I need to inventory the mess, clean and sharpen the tools, evaluate their usability and take note of those that need to be replaced; for example, the bypass pruner. This is arguably the second most abused garden tool in the bag, the first being the trowel.

When I first started gardening, I had three tools in my bag; a trowel, cultivator and bypass pruner. Once I was on my knees I wasn’t getting back up; so I used the cultivator to loosen the soil, the trowel to dig holes, edge grass, pry out rocks and chop roots; the pruner took care of the roots and unseen rocks that I could not chop.

By the end of the weekend I had blisters on both hands; and by seasons end I needed a new trowel and pruner. It took me a long time to figure out that the tools were designed for specific uses and when used properly lasted forever. Now that I understand that concept, my bag has a lot more tools; and I don’t need a few of the noisy power tools anymore.
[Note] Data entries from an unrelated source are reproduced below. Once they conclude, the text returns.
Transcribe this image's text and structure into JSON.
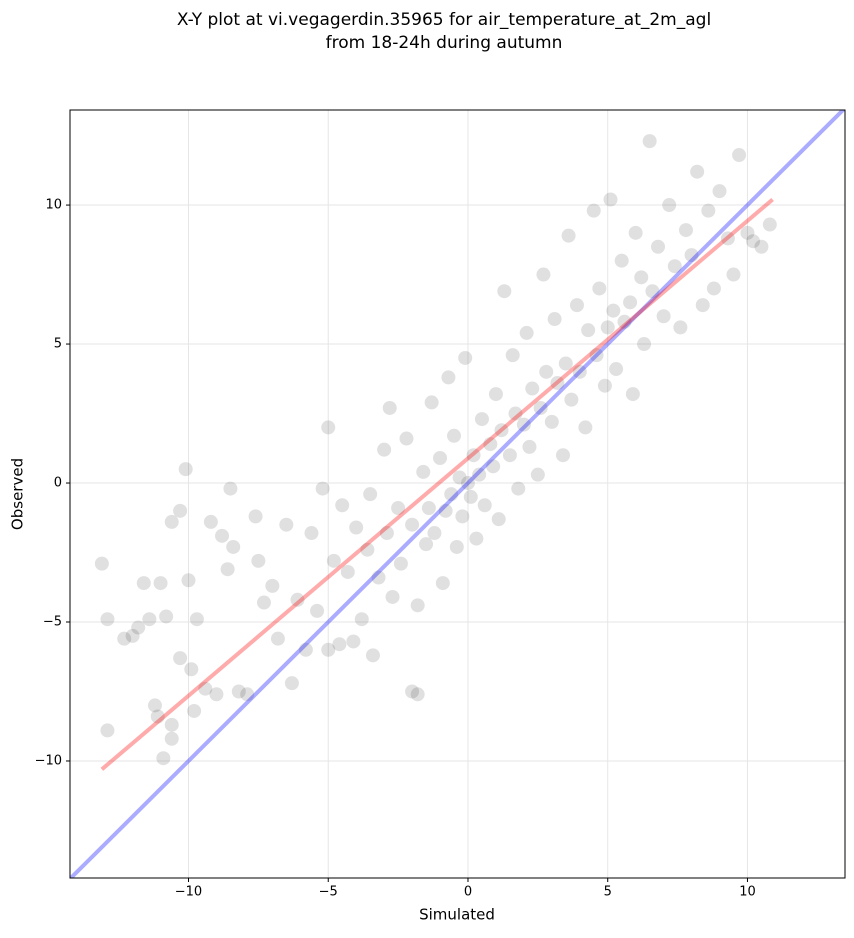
{
  "chart_data": {
    "type": "scatter",
    "title": [
      "X-Y plot at vi.vegagerdin.35965 for air_temperature_at_2m_agl",
      "from 18-24h during autumn"
    ],
    "xlabel": "Simulated",
    "ylabel": "Observed",
    "xlim": [
      -14.24,
      13.49
    ],
    "ylim": [
      -14.21,
      13.42
    ],
    "xticks": [
      {
        "value": -10,
        "label": "−10"
      },
      {
        "value": -5,
        "label": "−5"
      },
      0,
      5,
      10
    ],
    "yticks": [
      {
        "value": -10,
        "label": "−10"
      },
      {
        "value": -5,
        "label": "−5"
      },
      0,
      5,
      10
    ],
    "grid": true,
    "series": [
      {
        "color": "#000000",
        "opacity": 0.12,
        "x": [
          -13.1,
          -12.9,
          -12.9,
          -12.3,
          -12.0,
          -11.8,
          -11.6,
          -11.4,
          -11.2,
          -11.1,
          -11.0,
          -10.9,
          -10.8,
          -10.6,
          -10.6,
          -10.6,
          -10.3,
          -10.3,
          -10.1,
          -10.0,
          -9.9,
          -9.8,
          -9.7,
          -9.4,
          -9.2,
          -9.0,
          -8.8,
          -8.6,
          -8.5,
          -8.4,
          -8.2,
          -7.9,
          -7.6,
          -7.5,
          -7.3,
          -7.0,
          -6.8,
          -6.5,
          -6.3,
          -6.1,
          -5.8,
          -5.6,
          -5.4,
          -5.2,
          -5.0,
          -5.0,
          -4.8,
          -4.6,
          -4.5,
          -4.3,
          -4.1,
          -4.0,
          -3.8,
          -3.6,
          -3.5,
          -3.4,
          -3.2,
          -3.0,
          -2.9,
          -2.8,
          -2.7,
          -2.5,
          -2.4,
          -2.2,
          -2.0,
          -2.0,
          -1.8,
          -1.8,
          -1.6,
          -1.5,
          -1.4,
          -1.3,
          -1.2,
          -1.0,
          -0.9,
          -0.8,
          -0.7,
          -0.6,
          -0.5,
          -0.4,
          -0.3,
          -0.2,
          -0.1,
          0.0,
          0.1,
          0.2,
          0.3,
          0.4,
          0.5,
          0.6,
          0.8,
          0.9,
          1.0,
          1.1,
          1.2,
          1.3,
          1.5,
          1.6,
          1.7,
          1.8,
          2.0,
          2.1,
          2.2,
          2.3,
          2.5,
          2.6,
          2.7,
          2.8,
          3.0,
          3.1,
          3.2,
          3.4,
          3.5,
          3.6,
          3.7,
          3.9,
          4.0,
          4.2,
          4.3,
          4.5,
          4.6,
          4.7,
          4.9,
          5.0,
          5.1,
          5.2,
          5.3,
          5.5,
          5.6,
          5.8,
          5.9,
          6.0,
          6.2,
          6.3,
          6.5,
          6.6,
          6.8,
          7.0,
          7.2,
          7.4,
          7.6,
          7.8,
          8.0,
          8.2,
          8.4,
          8.6,
          8.8,
          9.0,
          9.3,
          9.5,
          9.7,
          10.0,
          10.2,
          10.5,
          10.8
        ],
        "y": [
          -2.9,
          -4.9,
          -8.9,
          -5.6,
          -5.5,
          -5.2,
          -3.6,
          -4.9,
          -8.0,
          -8.4,
          -3.6,
          -9.9,
          -4.8,
          -8.7,
          -1.4,
          -9.2,
          -1.0,
          -6.3,
          0.5,
          -3.5,
          -6.7,
          -8.2,
          -4.9,
          -7.4,
          -1.4,
          -7.6,
          -1.9,
          -3.1,
          -0.2,
          -2.3,
          -7.5,
          -7.6,
          -1.2,
          -2.8,
          -4.3,
          -3.7,
          -5.6,
          -1.5,
          -7.2,
          -4.2,
          -6.0,
          -1.8,
          -4.6,
          -0.2,
          -6.0,
          2.0,
          -2.8,
          -5.8,
          -0.8,
          -3.2,
          -5.7,
          -1.6,
          -4.9,
          -2.4,
          -0.4,
          -6.2,
          -3.4,
          1.2,
          -1.8,
          2.7,
          -4.1,
          -0.9,
          -2.9,
          1.6,
          -7.5,
          -1.5,
          -4.4,
          -7.6,
          0.4,
          -2.2,
          -0.9,
          2.9,
          -1.8,
          0.9,
          -3.6,
          -1.0,
          3.8,
          -0.4,
          1.7,
          -2.3,
          0.2,
          -1.2,
          4.5,
          0.0,
          -0.5,
          1.0,
          -2.0,
          0.3,
          2.3,
          -0.8,
          1.4,
          0.6,
          3.2,
          -1.3,
          1.9,
          6.9,
          1.0,
          4.6,
          2.5,
          -0.2,
          2.1,
          5.4,
          1.3,
          3.4,
          0.3,
          2.7,
          7.5,
          4.0,
          2.2,
          5.9,
          3.6,
          1.0,
          4.3,
          8.9,
          3.0,
          6.4,
          4.0,
          2.0,
          5.5,
          9.8,
          4.6,
          7.0,
          3.5,
          5.6,
          10.2,
          6.2,
          4.1,
          8.0,
          5.8,
          6.5,
          3.2,
          9.0,
          7.4,
          5.0,
          12.3,
          6.9,
          8.5,
          6.0,
          10.0,
          7.8,
          5.6,
          9.1,
          8.2,
          11.2,
          6.4,
          9.8,
          7.0,
          10.5,
          8.8,
          7.5,
          11.8,
          9.0,
          8.7,
          8.5,
          9.3
        ]
      }
    ],
    "lines": [
      {
        "color": "#0000ff",
        "x": [
          -14.24,
          13.49
        ],
        "y": [
          -14.24,
          13.49
        ]
      },
      {
        "color": "#ff0000",
        "x": [
          -13.1,
          10.9
        ],
        "y": [
          -10.3,
          10.2
        ]
      }
    ]
  }
}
At a minimum, your bag needs six tools.

Pruners; two bypass pruners for live wood cuts, one for branches up to one-quarter inch and one for up to three-quarters of an inch; one anvil pruner for cutting off dead branches; the difference between the two types will be apparent with the first cut.

The most popular size bypass pruner is designed to cut live woody branches up to one-half of an inch in diameter. In reality it is used as a hammer, a trenching tool, a wire cutter and a root (rock) cutter. It is used to cut dead wood, and if you rotate it back and forth, remove it and re-insert it; you can cut a live one-and-a-half inch branch. Admit it; you have done that and a lot more. The tool is abused.
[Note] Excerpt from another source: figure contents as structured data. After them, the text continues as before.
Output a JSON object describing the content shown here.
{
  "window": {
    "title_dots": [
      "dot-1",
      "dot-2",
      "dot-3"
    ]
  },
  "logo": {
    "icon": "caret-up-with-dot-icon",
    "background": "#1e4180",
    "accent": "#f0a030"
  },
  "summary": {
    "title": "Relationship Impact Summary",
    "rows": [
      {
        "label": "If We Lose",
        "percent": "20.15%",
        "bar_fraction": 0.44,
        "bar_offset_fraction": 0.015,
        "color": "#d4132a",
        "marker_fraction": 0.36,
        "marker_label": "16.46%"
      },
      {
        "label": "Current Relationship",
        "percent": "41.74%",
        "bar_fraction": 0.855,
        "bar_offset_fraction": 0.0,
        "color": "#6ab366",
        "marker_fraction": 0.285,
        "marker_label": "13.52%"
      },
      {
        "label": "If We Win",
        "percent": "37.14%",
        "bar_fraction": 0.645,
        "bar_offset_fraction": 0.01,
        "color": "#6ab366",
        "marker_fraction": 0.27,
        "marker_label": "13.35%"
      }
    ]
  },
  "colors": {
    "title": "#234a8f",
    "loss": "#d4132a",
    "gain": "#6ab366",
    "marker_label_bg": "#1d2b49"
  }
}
The bypass pruner is designed to slice through the wood like a pair of scissors. As you cut, a sharp curved blade passes by a thick unsharpened crescent shaped bottom blade. The crescent is designed to prevent the branch from sliding out as you cut it.

Anything beyond cutting live wood is the job of a different tool. Kitchen shears clip coupons, snips cut wire and pruners cut wood. Every time a piece of dead or oversized wood gets caught between the blades it bends them out of alignment. Eventually you lose the ability to make clean cuts and have to replace the pruner.

Pruning saw; an eight-inch folding pruner to allow cuts that cannot be made with a bow saw. If the bow is banging against the bark while you are trying to make a cut then you should not be using it.

Trowel; since we do abuse this tool we might as well purchase one that is up for the task; a stainless steel blade with a ruler on the face, saw tooth on one side knife edge on the other, forged or riveted tang. Press formed aluminum or chrome plated metal blades will not make it through the season.

Cultivator; this is used to break up the soil crust to facilitate watering, and cut weed seedlings before they have a chance to take hold. If you use it to pull out shrub roots, the only thing you will pull is your lower back.

Exercise your ATP. If the tool comes apart, take it apart; clean it, oil it, sharpen it and put it back together. If the tool has a point or cutting edge, sharpen them. If it has wooden handles, sand and oil them. If the pruning saw is dull, replace it; along with any other cutting tool blades. If you cannot make the tool serviceable, replace it.

Throw in heavy duty shears, a folding knife, small sharpening stone, ball of cotton string, markers and you have something that will make your activities a lot more fun.